Clearly unable to sell vibration mounts for digital hi-fi components any longer, the same piranha-like sales people turned thier attention to selling bigger and brighter, blacker and thinner, and ever-higher resolution screens. It’s not that we had a problem before, but by creating a problem for us—a perceived short-deal on the “quality we should expect”—we could go out and buy a swankier status symbol TV than our friends and neighbours had. And this had benefits because to get the new picture out to the audiences on their new TVs, the same sales people got to sell new cameras, editing tools, and fancy bits to the production workflows. Ka-ching!!!

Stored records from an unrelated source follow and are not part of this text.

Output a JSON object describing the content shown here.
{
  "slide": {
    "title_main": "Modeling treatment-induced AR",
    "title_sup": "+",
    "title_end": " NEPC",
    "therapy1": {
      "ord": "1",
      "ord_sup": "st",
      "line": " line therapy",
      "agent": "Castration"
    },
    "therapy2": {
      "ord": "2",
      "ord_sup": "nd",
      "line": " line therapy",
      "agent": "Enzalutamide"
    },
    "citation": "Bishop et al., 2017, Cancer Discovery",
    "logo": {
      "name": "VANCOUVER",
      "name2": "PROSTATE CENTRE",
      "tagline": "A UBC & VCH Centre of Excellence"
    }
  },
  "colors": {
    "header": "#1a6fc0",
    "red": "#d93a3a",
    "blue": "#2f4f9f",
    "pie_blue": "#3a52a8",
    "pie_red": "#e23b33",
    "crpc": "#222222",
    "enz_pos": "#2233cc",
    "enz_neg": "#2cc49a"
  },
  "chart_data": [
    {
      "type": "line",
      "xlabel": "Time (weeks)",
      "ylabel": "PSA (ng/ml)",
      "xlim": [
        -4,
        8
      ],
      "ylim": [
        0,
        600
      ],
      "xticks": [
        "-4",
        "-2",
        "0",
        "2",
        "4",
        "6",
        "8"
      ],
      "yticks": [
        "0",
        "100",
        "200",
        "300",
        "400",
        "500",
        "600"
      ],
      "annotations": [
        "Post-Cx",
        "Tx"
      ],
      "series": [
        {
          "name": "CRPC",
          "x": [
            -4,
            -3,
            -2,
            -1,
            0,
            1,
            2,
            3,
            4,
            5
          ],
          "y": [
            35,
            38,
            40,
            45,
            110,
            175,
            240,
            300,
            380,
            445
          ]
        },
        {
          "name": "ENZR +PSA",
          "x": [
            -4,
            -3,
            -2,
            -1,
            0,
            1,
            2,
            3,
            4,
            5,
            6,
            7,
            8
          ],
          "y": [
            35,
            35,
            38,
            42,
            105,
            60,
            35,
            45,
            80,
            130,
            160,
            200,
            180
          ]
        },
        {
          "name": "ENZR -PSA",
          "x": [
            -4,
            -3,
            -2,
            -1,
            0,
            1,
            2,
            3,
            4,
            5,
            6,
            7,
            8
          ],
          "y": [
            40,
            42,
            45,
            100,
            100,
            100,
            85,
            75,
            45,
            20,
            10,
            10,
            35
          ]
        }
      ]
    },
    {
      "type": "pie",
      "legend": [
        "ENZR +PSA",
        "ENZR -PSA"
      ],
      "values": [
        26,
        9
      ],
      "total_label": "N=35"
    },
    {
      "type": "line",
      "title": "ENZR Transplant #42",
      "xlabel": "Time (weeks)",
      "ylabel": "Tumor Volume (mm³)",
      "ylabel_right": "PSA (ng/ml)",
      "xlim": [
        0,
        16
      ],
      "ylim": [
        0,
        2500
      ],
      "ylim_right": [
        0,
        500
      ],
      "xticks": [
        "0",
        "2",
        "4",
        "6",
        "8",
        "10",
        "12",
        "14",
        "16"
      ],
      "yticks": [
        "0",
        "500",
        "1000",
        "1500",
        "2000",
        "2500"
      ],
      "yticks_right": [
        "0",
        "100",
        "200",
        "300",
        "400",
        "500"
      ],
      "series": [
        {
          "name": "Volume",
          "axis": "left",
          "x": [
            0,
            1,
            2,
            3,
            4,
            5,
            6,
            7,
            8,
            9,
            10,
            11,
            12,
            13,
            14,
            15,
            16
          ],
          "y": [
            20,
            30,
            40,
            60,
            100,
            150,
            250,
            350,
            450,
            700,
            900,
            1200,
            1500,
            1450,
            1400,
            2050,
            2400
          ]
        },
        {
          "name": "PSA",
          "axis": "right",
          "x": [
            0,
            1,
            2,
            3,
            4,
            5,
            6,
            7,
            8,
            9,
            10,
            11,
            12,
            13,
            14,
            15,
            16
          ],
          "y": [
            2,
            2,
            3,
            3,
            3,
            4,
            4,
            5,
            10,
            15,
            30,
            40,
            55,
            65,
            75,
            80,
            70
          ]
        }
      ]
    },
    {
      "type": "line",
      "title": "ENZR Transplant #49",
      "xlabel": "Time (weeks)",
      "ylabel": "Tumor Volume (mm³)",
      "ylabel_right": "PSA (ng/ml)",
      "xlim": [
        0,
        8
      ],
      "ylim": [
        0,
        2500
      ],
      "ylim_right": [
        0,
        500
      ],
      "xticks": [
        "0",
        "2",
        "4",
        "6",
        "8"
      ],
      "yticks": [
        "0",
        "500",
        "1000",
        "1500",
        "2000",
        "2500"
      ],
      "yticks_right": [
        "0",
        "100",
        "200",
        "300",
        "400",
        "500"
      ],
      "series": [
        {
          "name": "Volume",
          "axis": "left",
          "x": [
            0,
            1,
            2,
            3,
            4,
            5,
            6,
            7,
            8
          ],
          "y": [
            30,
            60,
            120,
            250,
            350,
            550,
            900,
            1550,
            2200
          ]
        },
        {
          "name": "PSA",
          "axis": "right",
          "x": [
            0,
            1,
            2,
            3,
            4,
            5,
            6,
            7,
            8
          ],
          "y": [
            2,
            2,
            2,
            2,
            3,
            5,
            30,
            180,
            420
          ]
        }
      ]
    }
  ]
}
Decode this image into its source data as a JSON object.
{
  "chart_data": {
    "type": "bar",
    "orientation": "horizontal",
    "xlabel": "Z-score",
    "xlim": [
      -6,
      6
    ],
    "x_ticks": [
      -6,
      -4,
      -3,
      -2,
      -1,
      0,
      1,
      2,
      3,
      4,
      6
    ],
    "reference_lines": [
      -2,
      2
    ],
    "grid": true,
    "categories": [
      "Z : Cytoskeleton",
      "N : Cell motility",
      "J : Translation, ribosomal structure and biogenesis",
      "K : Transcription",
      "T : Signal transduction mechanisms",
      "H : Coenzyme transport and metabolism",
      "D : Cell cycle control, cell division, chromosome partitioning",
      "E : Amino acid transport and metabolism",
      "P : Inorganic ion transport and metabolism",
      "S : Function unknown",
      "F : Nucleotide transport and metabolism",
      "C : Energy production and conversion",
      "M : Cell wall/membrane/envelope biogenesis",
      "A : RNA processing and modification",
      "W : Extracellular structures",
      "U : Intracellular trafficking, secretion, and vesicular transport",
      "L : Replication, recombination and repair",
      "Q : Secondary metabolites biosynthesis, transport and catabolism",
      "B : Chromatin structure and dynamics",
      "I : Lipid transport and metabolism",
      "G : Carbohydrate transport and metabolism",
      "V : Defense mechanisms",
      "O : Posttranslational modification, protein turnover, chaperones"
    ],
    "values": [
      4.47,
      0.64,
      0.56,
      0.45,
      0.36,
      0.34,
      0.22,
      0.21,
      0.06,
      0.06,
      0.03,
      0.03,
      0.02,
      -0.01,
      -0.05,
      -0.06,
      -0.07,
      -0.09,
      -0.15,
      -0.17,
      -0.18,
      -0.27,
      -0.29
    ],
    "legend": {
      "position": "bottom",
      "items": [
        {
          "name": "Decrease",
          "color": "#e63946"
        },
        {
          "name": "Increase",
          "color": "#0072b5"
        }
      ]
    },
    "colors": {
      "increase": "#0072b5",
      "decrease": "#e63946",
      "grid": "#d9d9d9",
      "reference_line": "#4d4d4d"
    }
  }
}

Of course, in the traditional TV world, this helped to create tonnes of defunct electronic waste which had to be land-filled and replaced everytime there was even a small change to how the signal was transmitted, where in the IP streaming world we tended to carry on pointing our media player at a URL and clicking ''full screen"—and our machine would magically scale without needing to be replaced every time a new video aspect ratio was produced. Streaming has proven to be a right pain in the backside to those who had relied for years on incompatibility between different generations of distribution paradigms to drive churn in the TV hardware market.

Now, a little olive branch to my peers: Obviously, if the picture is clear and sharp, that is better than low-res and blocky or artifacted. If the startup time is short, that is better than a lengthy wait for things to kick in. But what will drive much more consumer satisfaction is if the discovery process and UI is simple and engaging, and if the quality of storytelling in the video material captures the audience’s attention.

With audiences now able to be more fickle, they are clearly making easy-to-execute choices about where they engage with curated and relevant content. Importantly, many reports show that a significant proportion of internet traffic is pirate content: and this has often been attributed simply to the fact that it is easier to find than legal content.

So, yes (my final olive branch) obviously the delivery of streaming has to at its very least be “good enough”– but over-engineering the quality at the expense of choice and discoverability of good enough content for the end user must, I repeat, MUST be avoided. 

Always invest in better content and discovery models as your priority to focus on customer acquisition. Then, as a retention strategy, reward your subscribers with better quality as they become loyal.